PCWA is the largest water purveyor in the county, serving more than 41,000 retail treated water customers in its Western Water System, which includes the original Zone 1 and extends east from Auburn to the communities of Applegate, Colfax, and Alta. PCWA continues to provide treated water on a wholesale basis to the City of Lincoln – a service it has also extended to California American Water Company for delivery west of Roseville, and to several historic community systems in the Loomis Basin. In addition, PCWA supplies water from its MFP to the City of Roseville and San Juan Water District, which operate their own treatment facilities. And PCWA continues to operate 170 miles of canals, serving irrigation water for pastures, orchards, rice fields, farms, ranches, golf courses, and landscaping – continuing the heritage of Placer County’s historic water delivery.

Energy:

PCWA’s MFP is the eighth largest public power project in California. It has five interconnected hydroelectric power plants, two major storage reservoirs (French Meadows and Hell Hole) and twenty-four miles of tunnels. The MFP can generate, at peak power, 224 megawatts.

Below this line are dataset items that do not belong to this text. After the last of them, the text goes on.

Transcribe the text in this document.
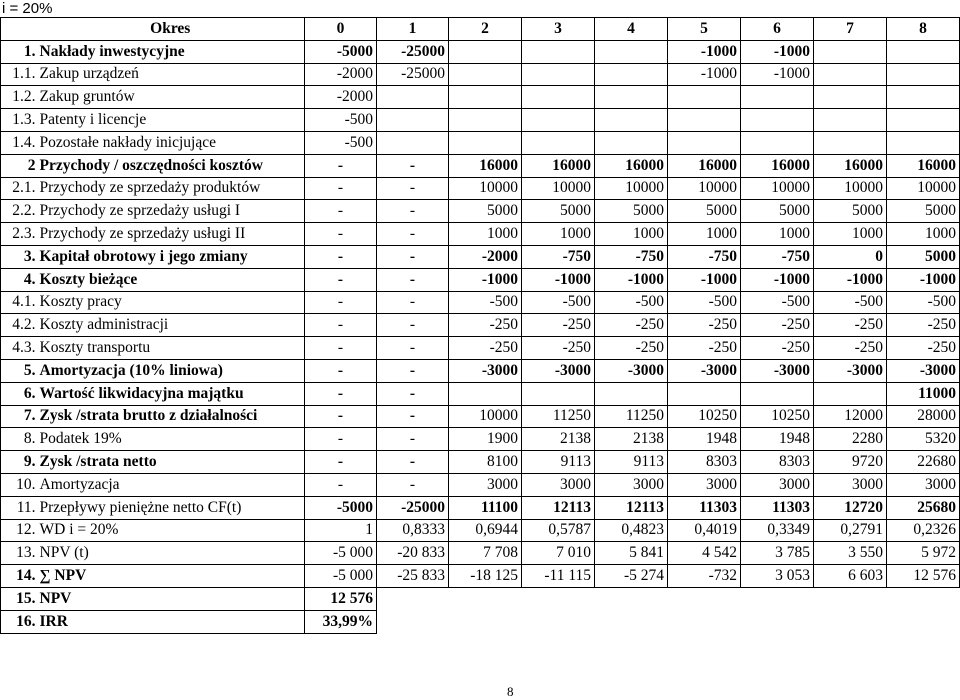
i = 20%
	Okres	0	1	2	3	4	5	6	7	8
1.	Nakłady inwestycyjne	-5000	-25000				-1000	-1000		
1.1.	Zakup urządzeń	-2000	-25000				-1000	-1000		
1.2.	Zakup gruntów	-2000								
1.3.	Patenty i licencje	-500								
1.4.	Pozostałe nakłady inicjujące	-500								
2	Przychody / oszczędności kosztów	-	-	16000	16000	16000	16000	16000	16000	16000
2.1.	Przychody ze sprzedaży produktów	-	-	10000	10000	10000	10000	10000	10000	10000
2.2.	Przychody ze sprzedaży usługi I	-	-	5000	5000	5000	5000	5000	5000	5000
2.3.	Przychody ze sprzedaży usługi II	-	-	1000	1000	1000	1000	1000	1000	1000
3.	Kapitał obrotowy i jego zmiany	-	-	-2000	-750	-750	-750	-750	0	5000
4.	Koszty bieżące	-	-	-1000	-1000	-1000	-1000	-1000	-1000	-1000
4.1.	Koszty pracy	-	-	-500	-500	-500	-500	-500	-500	-500
4.2.	Koszty administracji	-	-	-250	-250	-250	-250	-250	-250	-250
4.3.	Koszty transportu	-	-	-250	-250	-250	-250	-250	-250	-250
5.	Amortyzacja (10% liniowa)	-	-	-3000	-3000	-3000	-3000	-3000	-3000	-3000
6.	Wartość likwidacyjna majątku	-	-							11000
7.	Zysk /strata brutto z działalności	-	-	10000	11250	11250	10250	10250	12000	28000
8.	Podatek 19%	-	-	1900	2138	2138	1948	1948	2280	5320
9.	Zysk /strata netto	-	-	8100	9113	9113	8303	8303	9720	22680
10.	Amortyzacja	-	-	3000	3000	3000	3000	3000	3000	3000
11.	Przepływy pieniężne netto CF(t)	-5000	-25000	11100	12113	12113	11303	11303	12720	25680
12.	WD i = 20%	1	0,8333	0,6944	0,5787	0,4823	0,4019	0,3349	0,2791	0,2326
13.	NPV (t)	-5 000	-20 833	7 708	7 010	5 841	4 542	3 785	3 550	5 972
14.	∑ NPV	-5 000	-25 833	-18 125	-11 115	-5 274	-732	3 053	6 603	12 576
15.	NPV	12 576								
16.	IRR	33,99%								
8
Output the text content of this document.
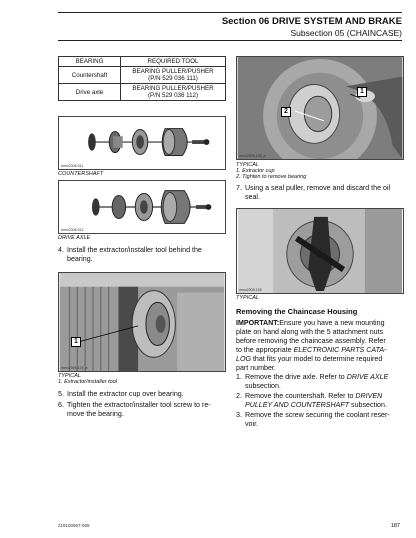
Section 06 DRIVE SYSTEM AND BRAKE
Subsection 05 (CHAINCASE)
BEARING	REQUIRED TOOL
Countershaft	BEARING PULLER/PUSHER
(P/N 529 036 111)
Drive axle	BEARING PULLER/PUSHER
(P/N 529 036 112)
mmo2008-011
COUNTERSHAFT
mmo2008-012
DRIVE AXLE
4. Install the extractor/installer tool behind the
bearing.
1
mmo2008-134_a
TYPICAL
1. Extractor/installer tool
5. Install the extractor cup over bearing.
6. Tighten the extractor/installer tool screw to re-
move the bearing.
1
2
mmo2008-135_a
TYPICAL
1. Extractor cup
2. Tighten to remove bearing
7. Using a seal puller, remove and discard the oil
seal.
mmo2008-136
TYPICAL
Removing the Chaincase Housing
IMPORTANT:Ensure you have a new mounting
plate on hand along with the 5 attachment nuts
before removing the chaincase assembly. Refer
to the appropriate ELECTRONIC PARTS CATA-
LOG that fits your model to determine required
part number.
1. Remove the drive axle. Refer to DRIVE AXLE
subsection.
2. Remove the countershaft. Refer to DRIVEN
PULLEY AND COUNTERSHAFT subsection.
3. Remove the screw securing the coolant reser-
voir.
219100967-069	187
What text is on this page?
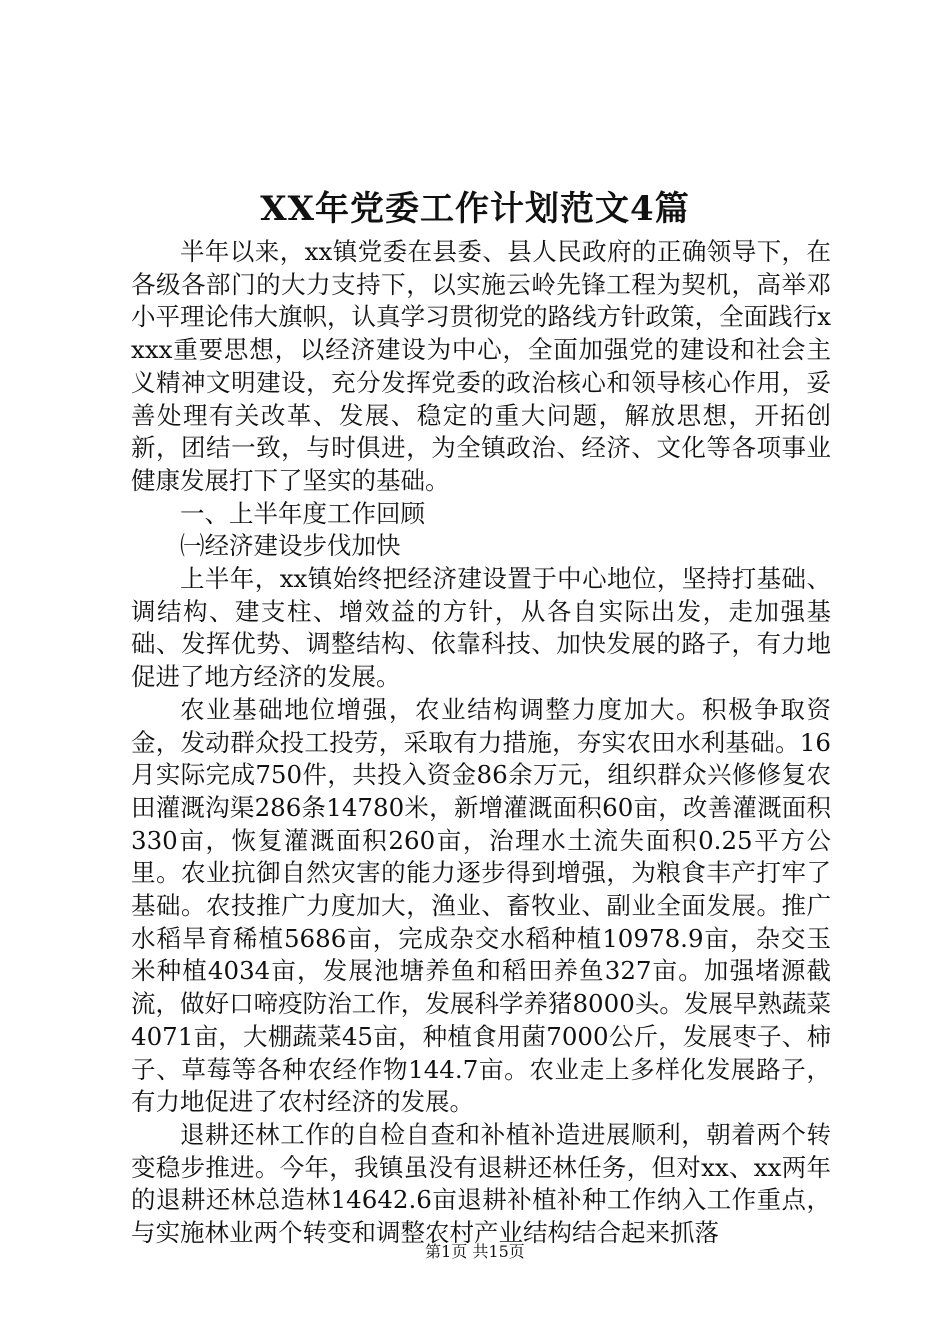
XX年党委工作计划范文4篇

半年以来，xx镇党委在县委、县人民政府的正确领导下，在各级各部门的大力支持下，以实施云岭先锋工程为契机，高举邓小平理论伟大旗帜，认真学习贯彻党的路线方针政策，全面践行xxxx重要思想，以经济建设为中心，全面加强党的建设和社会主义精神文明建设，充分发挥党委的政治核心和领导核心作用，妥善处理有关改革、发展、稳定的重大问题，解放思想，开拓创新，团结一致，与时俱进，为全镇政治、经济、文化等各项事业健康发展打下了坚实的基础。

一、上半年度工作回顾

㈠经济建设步伐加快

上半年，xx镇始终把经济建设置于中心地位，坚持打基础、调结构、建支柱、增效益的方针，从各自实际出发，走加强基础、发挥优势、调整结构、依靠科技、加快发展的路子，有力地促进了地方经济的发展。

农业基础地位增强，农业结构调整力度加大。积极争取资金，发动群众投工投劳，采取有力措施，夯实农田水利基础。16月实际完成750件，共投入资金86余万元，组织群众兴修修复农田灌溉沟渠286条14780米，新增灌溉面积60亩，改善灌溉面积330亩，恢复灌溉面积260亩，治理水土流失面积0.25平方公里。农业抗御自然灾害的能力逐步得到增强，为粮食丰产打牢了基础。农技推广力度加大，渔业、畜牧业、副业全面发展。推广水稻旱育稀植5686亩，完成杂交水稻种植10978.9亩，杂交玉米种植4034亩，发展池塘养鱼和稻田养鱼327亩。加强堵源截流，做好口啼疫防治工作，发展科学养猪8000头。发展早熟蔬菜4071亩，大棚蔬菜45亩，种植食用菌7000公斤，发展枣子、柿子、草莓等各种农经作物144.7亩。农业走上多样化发展路子，有力地促进了农村经济的发展。

退耕还林工作的自检自查和补植补造进展顺利，朝着两个转变稳步推进。今年，我镇虽没有退耕还林任务，但对xx、xx两年的退耕还林总造林14642.6亩退耕补植补种工作纳入工作重点，与实施林业两个转变和调整农村产业结构结合起来抓落

第1页 共15页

The MFP is a workhorse of the real time California energy management system. The California Independent System Operator uses the flexible generation capacity of the MFP to help regulate grid frequency as electric demand and solar output changes throughout the day. And revenue from MFP generation enables PCWA to supply reliable American River water to Placer County residents at low cost.

The MFP also supports a wide range of recreational opportunities including camping, fishing and boating facilities at our mountain reservoirs, and whitewater sports downstream of the project.

Stewardship:

The old cliché, “Whisky’s for drinking, and water’s for fighting” is still true today. Southern California exhausted its available water supply over 20 years ago. Since then they have relied on stringent conservation requirements and expensive recycling programs to continue to meet the water needs of new development. In contrast, PCWA still has sufficient reserved water supplies in its MFP system to meet all of the county’s projected growth in demand for the next 30 years. This disparity in supply makes protecting Placer County’s resources challenging.

Challenges include drought and increasing state-wide water conservation requirements; climate change, with rising sea levels threatening delta ecosystems and the proposed twin delta tunnels to move Southern California intakes upstream and increase water exports; new state-wide groundwater sustainability requirements; and a proposed water tax to improve water to disadvantaged San Joaquin Valley communities. The list of real-time water issues in California today that threaten our finances and local water supply reliability are significant, and growing.

Plus, we have real needs right here in Placer County, where several small mountain communities are struggling to keep water supplies safe, reliable and affordable.

PCWA officials understand the complexities, interrelationships and importance of sustaining reliable and affordable water and energy for Placer County’s present and future needs. The Agency is actively involved in numerous collaborative partnerships, watershed stewardship, surface and groundwater management, integrated water resource planning, and regional infrastructure projects. Advocacy for Agency water entitlements and energy resources for Placer County are at the forefront of Agency-wide interests and activities.